Just once, Leorio would love to dunk that golden hair and sparkling visage into the weather-beaten waves, anything to erase that smug expression from his face.
As Leorio provoked the boy into battle, Kurapika’s sepia eyes flashed a startling scarlet. While it only happened for a split-second, the incandescent hue was unmistakable.
Rather than running from whatever ancient demonic entity appeared to have possessed this deceptively delicate teenage body, Leorio found himself frozen, captivated by the stranger’s tenor and story. Something about the boy was suddenly achingly familiar to Leorio, but he could not place how or when or where they might have crossed paths in the past.
When a common companion of theirs on the boat nearly hurtled overboard, where the stewing sea would have almost certainly swallowed anybody into its depths, Leorio and Kurapika lunged in unison to save their new acquaintance.
Leorio understood then that, despite the blond boy’s supernaturally shifting eye color and arrogant tirades, something softer and sweeter resided within him. Kurapika had somewhat of a reckless savior complex, with all the tragedy and trauma that necessarily came with that. Leorio recognized such building blocks of character all too well — he had contemplated them extensively enough in the looking glass into his own past.
Perhaps the boy would respond more positively to the Paladin if he only dared drop his facade and act simply like himself. Just Leorio. As yet, though, it was far too premature for the Paladin to shed his mask and permit himself to breathe deeply as he had not in many years.
Once they had both ascertained their new friend in the green suit and boots would be quite all right, Kurapika smiled at Leorio and apologized for his earlier rudeness. Freed from the very last vestiges of rage, a beautiful beaming expression illuminated the boy’s entire face.
Leorio must have said something in response, must have dismissed any apologies with a careless wave of his hand. But he could barely hear anything above the rushing in his ears and the hammering of his heart within his rib cage. Something white-hot and strange was searing into Leorio’s chest, spearing straight through his still tender heart.
This was something new. A nameless something that had somehow eluded Leorio’s full spectrum of emotions in all his life prior, both before and after Pietro.
* * *
That night, in the castle in the clouds, the Paladin wandered through the wings as usual. The sound of his footsteps left a steadier ring this time. His sense of purpose was more solidified than it had ever been.

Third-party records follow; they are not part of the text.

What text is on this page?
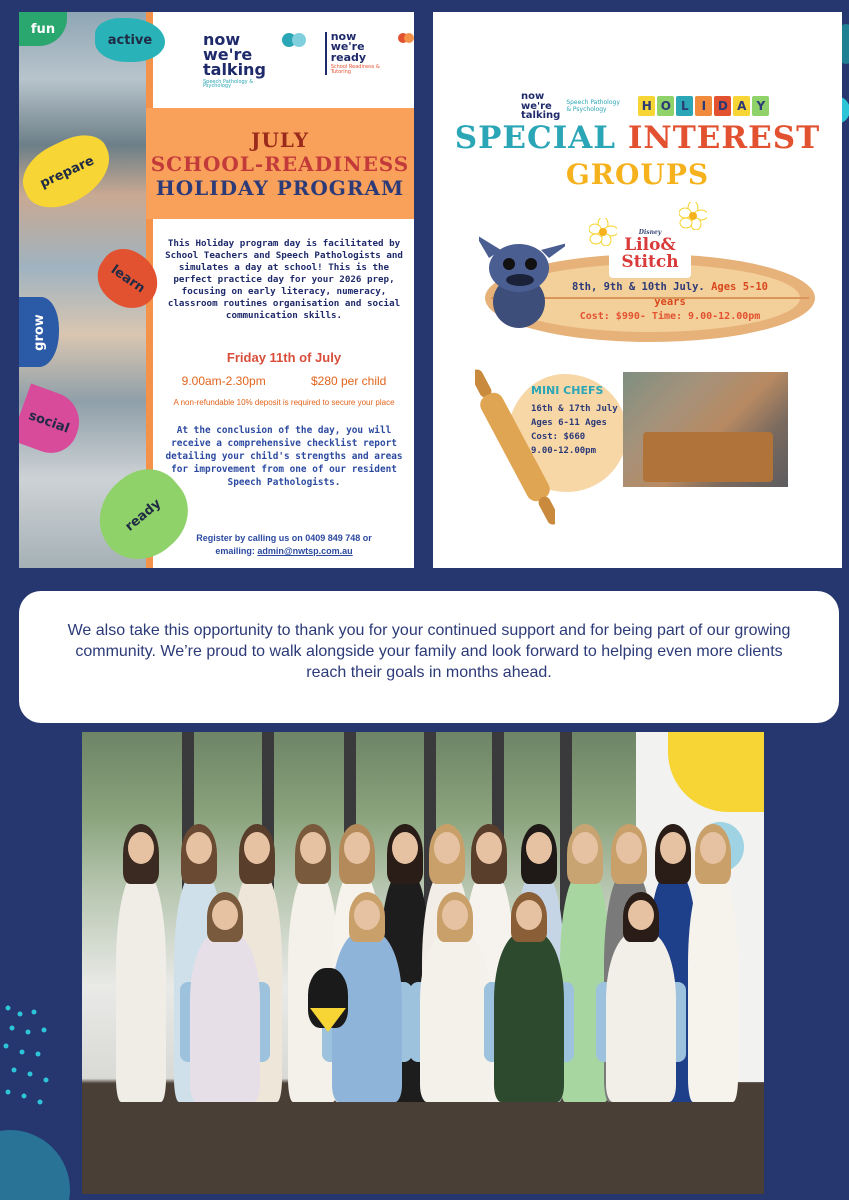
fun
active
prepare
learn
grow
social
ready
now
we're
talking
Speech Pathology & Psychology
now
we're
ready
School Readiness & Tutoring
JULY
SCHOOL-READINESS
HOLIDAY PROGRAM
This Holiday program day is facilitated by School Teachers and Speech Pathologists and simulates a day at school! This is the perfect practice day for your 2026 prep, focusing on early literacy, numeracy, classroom routines organisation and social communication skills.
Friday 11th of July
9.00am-2.30pm	$280 per child
A non-refundable 10% deposit is required to secure your place
At the conclusion of the day, you will receive a comprehensive checklist report detailing your child's strengths and areas for improvement from one of our resident Speech Pathologists.
Register by calling us on 0409 849 748 or
emailing: admin@nwtsp.com.au
now
we're
talking
Speech Pathology & Psychology	H O L	I D A Y
SPECIAL INTEREST
GROUPS
Disney
Lilo&
Stitch
8th, 9th & 10th July. Ages 5-10 years
Cost: $990- Time: 9.00-12.00pm
MINI CHEFS
16th & 17th July
Ages 6-11 Ages
Cost: $660
9.00-12.00pm
We also take this opportunity to thank you for your continued support and for being part of our growing community. We’re proud to walk alongside your family and look forward to helping even more clients reach their goals in months ahead.
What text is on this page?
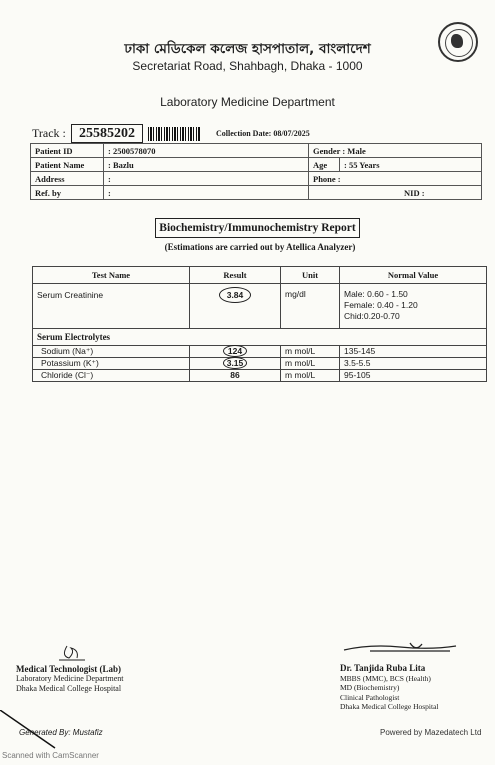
ঢাকা মেডিকেল কলেজ হাসপাতাল, বাংলাদেশ
Secretariat Road, Shahbagh, Dhaka - 1000
Laboratory Medicine Department
Track : 25585202	Collection Date: 08/07/2025
Patient ID	: 2500578070	Gender : Male	
Patient Name	: Bazlu	Age	: 55 Years
Address	:	Phone :	
Ref. by	:	NID :	
Biochemistry/Immunochemistry Report
(Estimations are carried out by Atellica Analyzer)
Test Name	Result	Unit	Normal Value
Serum Creatinine	3.84	mg/dl	Male: 0.60 - 1.50
Female: 0.40 - 1.20
Chid:0.20-0.70

Serum Electrolytes			
Sodium (Na⁺)	124	m mol/L	135-145
Potassium (K⁺)	3.15	m mol/L	3.5-5.5
Chloride (Cl⁻)	86	m mol/L	95-105
Medical Technologist (Lab)
Laboratory Medicine Department
Dhaka Medical College Hospital
Dr. Tanjida Ruba Lita
MBBS (MMC), BCS (Health)
MD (Biochemistry)
Clinical Pathologist
Dhaka Medical College Hospital
Generated By: Mustafiz	Powered by Mazedatech Ltd
Scanned with CamScanner
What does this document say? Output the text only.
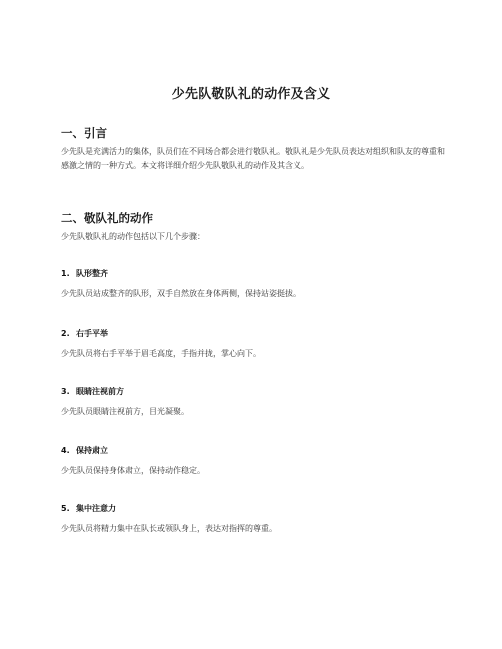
少先队敬队礼的动作及含义
一、引言
少先队是充满活力的集体，队员们在不同场合都会进行敬队礼。敬队礼是少先队员表达对组织和队友的尊重和感激之情的一种方式。本文将详细介绍少先队敬队礼的动作及其含义。
二、敬队礼的动作
少先队敬队礼的动作包括以下几个步骤：
1. 队形整齐
少先队员站成整齐的队形，双手自然放在身体两侧，保持站姿挺拔。
2. 右手平举
少先队员将右手平举于眉毛高度，手指并拢，掌心向下。
3. 眼睛注视前方
少先队员眼睛注视前方，目光凝聚。
4. 保持肃立
少先队员保持身体肃立，保持动作稳定。
5. 集中注意力
少先队员将精力集中在队长或领队身上，表达对指挥的尊重。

The Paladin already knew he would not find his Commander in the castle. He never would. Pietro was lost to Leorio forever. In the living realm, at least, they would never be reunited happily ever after.
But perhaps Leorio could find something else — or someone else — worthwhile in these highest reaches.
Eventually, Leorio arrived at the throne room with the crimson petals scattered all around. A royal he had never met before whilst traipsing through the castle’s halls was sitting on the throne and gazing down the steps, at the foot of which Leorio stood dumbfounded.
Prince Kurapika stared down with a scarlet force. His eyes were red like burnished rubies, like freshly fountaining blood, like the petals of rare and indestructible flowers laid on laboriously hand-hewn gravestones.
Before Leorio knew what he was doing, he was falling on one knee, ready to swear his fealty to this sovereign, and this sovereign alone.